The honorees, three of whom have graduated since the competition, are:
- Ariyana Nicole Gore, class of 2021 – Currently employed as a Judicial Law Clerk for the Honorable Walton J. McLeod IV. Her hometown is North Myrtle Beach.
- Chance Taylor Sturup, class of 2021 – Currently employed by Cromer, Babb, Porter, & Hicks, LLC. His hometown is Pensacola, Fla. He intends to practice employment litigation as an associate, pending bar passage and licensure.
- Destinee Simone Wilson, class of 2021 – Currently employed in the South Carolina Supreme Court staff attorney office. North Augusta is her hometown.
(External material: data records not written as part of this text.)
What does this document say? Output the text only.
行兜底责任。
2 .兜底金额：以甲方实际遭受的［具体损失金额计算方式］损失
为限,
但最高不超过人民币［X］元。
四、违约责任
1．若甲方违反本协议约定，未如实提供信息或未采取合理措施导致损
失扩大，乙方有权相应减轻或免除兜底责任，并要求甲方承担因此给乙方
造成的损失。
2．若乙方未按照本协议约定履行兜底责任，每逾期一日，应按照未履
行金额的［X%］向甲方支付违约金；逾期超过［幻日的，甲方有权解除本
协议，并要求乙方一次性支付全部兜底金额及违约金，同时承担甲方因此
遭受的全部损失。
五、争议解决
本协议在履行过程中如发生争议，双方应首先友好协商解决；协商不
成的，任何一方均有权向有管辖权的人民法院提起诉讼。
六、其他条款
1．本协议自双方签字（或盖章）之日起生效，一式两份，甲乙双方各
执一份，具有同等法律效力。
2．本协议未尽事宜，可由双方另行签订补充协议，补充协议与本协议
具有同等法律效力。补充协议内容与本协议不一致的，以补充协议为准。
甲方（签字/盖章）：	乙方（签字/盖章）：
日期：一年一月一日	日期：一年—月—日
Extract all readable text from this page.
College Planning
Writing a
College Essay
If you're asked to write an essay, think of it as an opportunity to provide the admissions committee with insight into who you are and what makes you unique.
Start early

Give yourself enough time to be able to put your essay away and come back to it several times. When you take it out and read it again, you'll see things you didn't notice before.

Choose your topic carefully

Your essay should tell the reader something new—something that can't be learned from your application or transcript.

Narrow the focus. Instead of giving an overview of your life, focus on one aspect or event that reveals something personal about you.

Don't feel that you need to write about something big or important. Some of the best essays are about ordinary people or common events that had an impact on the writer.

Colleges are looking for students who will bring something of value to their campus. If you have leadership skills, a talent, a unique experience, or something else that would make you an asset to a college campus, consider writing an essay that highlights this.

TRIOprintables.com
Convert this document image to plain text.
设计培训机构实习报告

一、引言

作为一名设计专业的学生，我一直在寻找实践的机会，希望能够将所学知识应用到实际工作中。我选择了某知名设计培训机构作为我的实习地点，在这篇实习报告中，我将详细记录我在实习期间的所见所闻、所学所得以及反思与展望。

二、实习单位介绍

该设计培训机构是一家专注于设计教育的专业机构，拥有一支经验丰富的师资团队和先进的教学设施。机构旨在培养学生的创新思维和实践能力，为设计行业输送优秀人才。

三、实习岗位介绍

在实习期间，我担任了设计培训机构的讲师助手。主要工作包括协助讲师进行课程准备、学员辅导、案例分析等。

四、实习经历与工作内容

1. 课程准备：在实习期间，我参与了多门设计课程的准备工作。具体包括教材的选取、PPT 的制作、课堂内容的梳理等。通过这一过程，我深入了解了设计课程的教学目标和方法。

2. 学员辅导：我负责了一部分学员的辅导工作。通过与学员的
- Tia Reed, class of 2022 – Currently in her final year of law school, and her hometown is Charlotte. She hopes to obtain a judicial clerkship after graduation.
The “case” that won the competition for the team was about a contested-liability accident involving a car and a motorcycle. Teams had to represent both sides of the case in order to prevail in the tournament.
The South Carolina Chapter of the American Board of Trial Advocates (ABOTA), a by-invitation organization, created the D. Reece Williams III Trial Advocacy Award in 2009, naming it for the Callison Tighe & Robinson partner. The USC law school website notes that the award is “named in honor of a distinguished Columbia lawyer known for his professional demeanor and exemplary skills in the courtroom.”
Williams has been a member of ABOTA since 1989, and in 2000, he served as its national president. He was South Carolina’s Trial Lawyer of the Year in 2006, and he’s a past president of the Richland County Bar.
He says successful trial advocacy requires certain special qualities in an attorney. “You have to be a little bit nuts,” he says. After all, it involves performing in public, which calls for different skills and temperament “whether you’re singing or dancing or trying a lawsuit.”
Williams often helps teach advocacy skills to other attorneys. He has a long history of commitment to legal education, speaking frequently at workshops and seminars throughout the country. He’s also appeared at dozens of trial demonstrations in more than 30 states, and he’s taught at the National Trial Academy of the National Judicial College. He’s served as a guest speaker at the USC School of Law, which is his alma mater.
He is very proud of those who win the award named for him each year. “Two or three years ago, one of the winners was a young woman, and she was extremely talented,” he recalls. “A year and a half later, she showed up on the other side of a case I was on.”
She won. He lost. He says it with pride.